Writing on MinnPost this morning, Dr. Steven Miles, a local but internationally known critic of doctors who participate in torture, reiterates the ineptness, ineffectiveness, and expense of the torture program. He closes with one of the many fine examples of CIA lies about the program, this one before Congress in 2006 by CIA Director Peter Goss, a CIA director who oversaw the torture program:
"This program has brought us incredible information. It's a program that could continue to bring us incredible information. It's a program that could continue to operate in a very professional way. It's a program that I think if you saw how it's operated you would agree that you would be proud that it's done right and well, with proper safeguards." Contrasting the CIA program to the abuse of prisoners in U.S. military detention at the Abu Ghraib prison in Iraq, Goss stated that the CIA program "is a professionally-operated program that we operate uniquely ... . We are not talking military, and I'm not talking about anything that a contractor might have done ... in a prison somewhere or beat somebody or hit somebody with a stick or something. That's not what this is about."
Miles concludes: "It was all lies — the CIA, our government, was lying to us."

For anyone who tries to make excuses about how it was post-9/11 and we had to use extreme measures in the face of terrorism, remember the Convention on Torture, which Ronald Reagan signed on behalf of the U.S. in 1984:



That yellow highlighted text says:
2. No exceptional circumstances whatsoever, whether a state of war or a threat of war, internal political instability or any other public emergency, may be invoked as a justification of torture.

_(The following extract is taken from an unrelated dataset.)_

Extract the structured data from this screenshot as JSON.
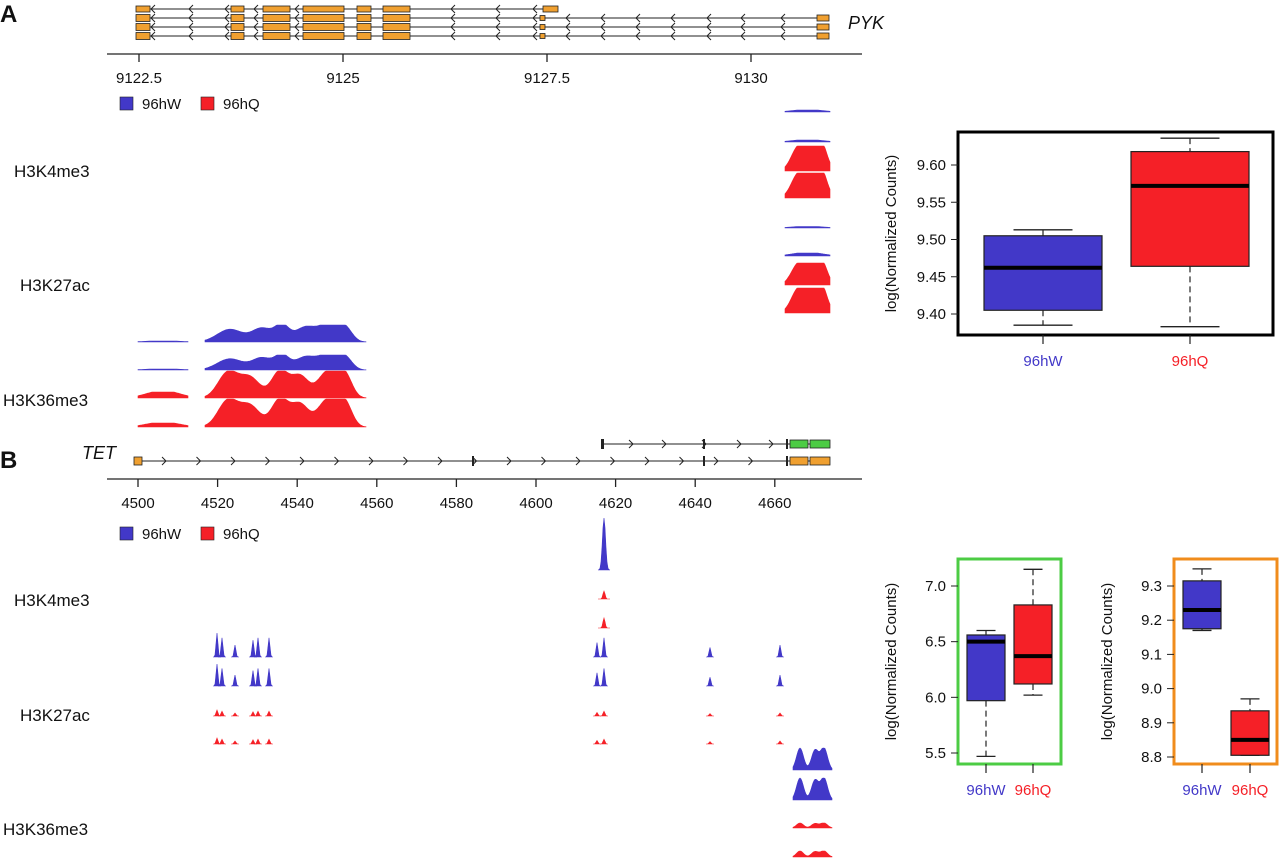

3. An order from a superior officer or a public authority may not be invoked as a justification of torture.
To get around those strictures, the Bush administration and the CIA changed its name to "enhanced interrogation" instead of torture. And got the so-called liberal media to go along with it.

The only person to serve time related to the CIA's torture program is whistleblower John Kiriakou, a CIA analyst who went on ABC News in 2007 and confirmed that a single case of waterboarding had taken place. He's still in prison. He should be released now.

To close, a few tweets from yesterday:
The two psychologists who helped the CIA create the torture techniques made over $81 million doing so.
By Alexis Goldstein

Shouldn't media organizations covering the torture report have a story on how they decided to use a euphemism vs. the word "torture"?
By § [lawremipsum]

Don't forget: Much of what is in the torture report (like death of a CIA detainee) was documented years ago by reporters who got shouted down.
By Monika Bauerlein

"They were planning an attack!" is the "He had a gun!" of national security.
By Saladin Ahmed 

Coincidentally, the only information interrogators got from waterboarding prisoners was "I can't breathe."
By Frank Conniff

1 comment:

BLissed-Out Grandma said...

Yes, those last two quotes are especially telling.